Mati surinya PDAM itu membuat para karyawan di sana mereka gigit jari. Sebab, tujuh belas bulanan gaji mereka tak diberikan oleh manajemen perusahaan. Padahal, itulah yang mereka harapkan untuk membuat dapur mereka tetap ngebul.

Mereka bukannya tanpa usaha agar hak itu dapat diberikan. Namun, pelbagai usaha yang telah dilakukan masih juga tak membuahkan hasil. Gaji yang diharapkan hingga kini tak kunjung m‎ereka dapatkan.

Lelah berharap, mereka pun terpaksa harus banting setir. Jika tidak, dapur mereka mungkin tak lagi dapat ngebul. Meski berat hati, namun mereka terpaksa berdamai dengan fakta yang ada. Fakta bahwa mereka tak bisa berharap banyak dengan pemkab selaku pemilik perusahaan.

Kesimpulan itu sangat berdasar. ‎Jangankan menyelesaikan urusan gaji, sekadar menutup perusahaan itu saja, pemkab masih belum punya cukup nyali. Padahal, sudah lebih dari satu dekade perusahaan tersebut tak beroperasi.

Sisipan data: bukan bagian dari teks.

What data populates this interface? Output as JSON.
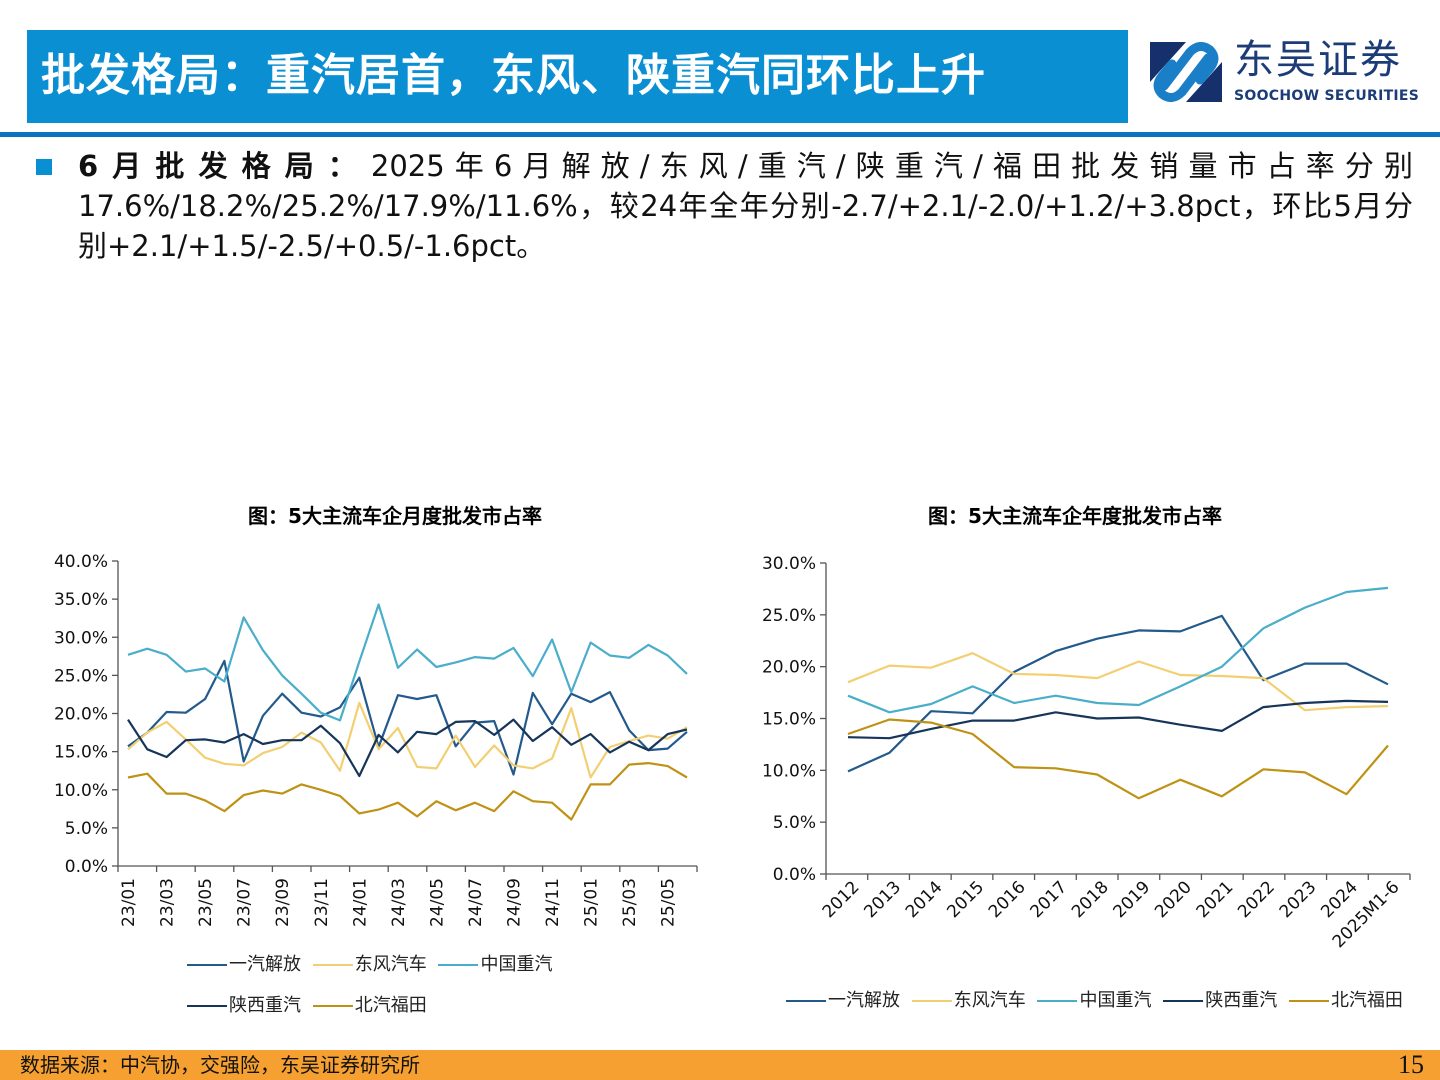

Jadilah, aset-aset berupa gedung, tanah, peralatan mesin, dan kendaraan operasional perusahaan banyak yang terbengkalai. ‎Belakangan diketahui jika banyak kendaraan roda dua dan empat yang pernah dimiliki tak lagi diketahui di mana rimbanya.

Kembali ke urusan para karyawan PDAM yang menderita akibat gaji mereka tak dibayar. Ternyata di saat rekan-rekannya sibuk mencari pekerjaan baru, dua rekan mereka yang ditugaskan di unit Desa Subik tak melakukan yang sama.

Dengan jelinya mereka berdua melihat peluang untuk bertahan hidup di tempat mereka bekerja. Berbekal surat keputusan pengangkatan dari perusahaan, keduanya mengolah peralatan di sana agar dapat menghasilkan pundi-pundi.

Usaha memang tak pernah mendustakan hasil. Dengan bermodalkan gaya gravitasi bumi, mereka sukses mengalirkan air ke rumah para pelanggan. Alhasil, tiap bulannya, mereka rutin menikmati retribusi dari para pelanggan yang ada.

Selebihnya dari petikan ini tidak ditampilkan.